Emilio Vargas, however, is what I suspect most readers will love the most. While the swoon-worthy hero of Jandy Nelson's The Sky is Everywhere is notorious for his eyelashes (Bat. Bat. Bat.), Emilio will undoubtedly become notorious for those knee-weakening dimples. Wink. Wink. Although Emilio and I got off to a rough start, mostly because his teasing can come across as arrogant at times, he is easily one of the sweetest and most understanding male protagonists I've met. Ockler steers clear of the ridiculous "forbidden romance" route with this one and allows Emilio to prove himself worthy of Jude, which wins her over completely. Not only is her immensely caring of her father and her situation in life, but he never gives up on her either. And although I craved for more of a back story with Emilio, for more of his problems and his musings, and often even wondered why he found Jude so appealing when he himself was so perfect and patient and far too good for her, I did enjoy their romance immensely.

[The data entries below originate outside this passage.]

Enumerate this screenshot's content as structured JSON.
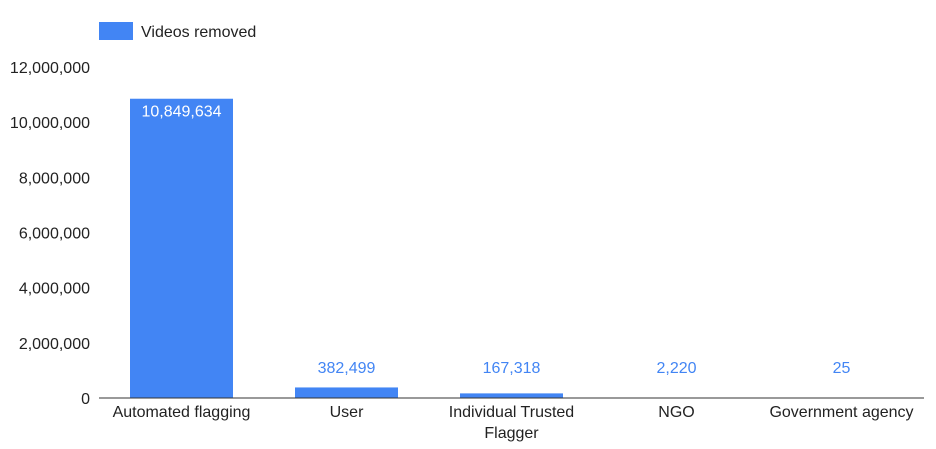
{
  "chart_data": {
    "type": "bar",
    "categories": [
      [
        "Automated flagging"
      ],
      [
        "User"
      ],
      [
        "Individual Trusted",
        "Flagger"
      ],
      [
        "NGO"
      ],
      [
        "Government agency"
      ]
    ],
    "series": [
      {
        "name": "Videos removed",
        "color": "#4285f4",
        "values": [
          10849634,
          382499,
          167318,
          2220,
          25
        ],
        "value_labels": [
          "10,849,634",
          "382,499",
          "167,318",
          "2,220",
          "25"
        ]
      }
    ],
    "y_ticks": [
      0,
      2000000,
      4000000,
      6000000,
      8000000,
      10000000,
      12000000
    ],
    "y_tick_labels": [
      "0",
      "2,000,000",
      "4,000,000",
      "6,000,000",
      "8,000,000",
      "10,000,000",
      "12,000,000"
    ],
    "ylim": [
      0,
      12000000
    ],
    "legend_position": "top-left",
    "grid": false
  }
}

Nevertheless, I found that despite the fact that Jude was a dynamic character, there remained a palpable distance. I couldn't always understand her on the level I wanted to and while I did really like her, at other times I felt as if her growth was almost prolonged in parts. Now, that's not to say that the plot of this story suffered - because it didn't - but it did feel as if the same idea needed to be repeated so many times before Jude understood what she needed to do with her life. Which is realistic, guaranteed, but this wasn't written in a way that truly enabled me to understand Jude. Additionally, a lot of this story is told in flashbacks, which both worked and didn't. For the most part, this transition was seamless but in some areas, it was wholly unnecessary. In my opinion, to end off a chapter with an event and begin the next one the next day and go back and recount what happened in the previous night's event is a little excessive. Still, despite these qualms, The Book of Broken Hearts is a solid read. Although I suspect Bittersweet is still my favorite of Ockler's work - not to mention the most light-hearted too - there is no denying that Ockler has grown immensely and her next novel promises to be even better than this one.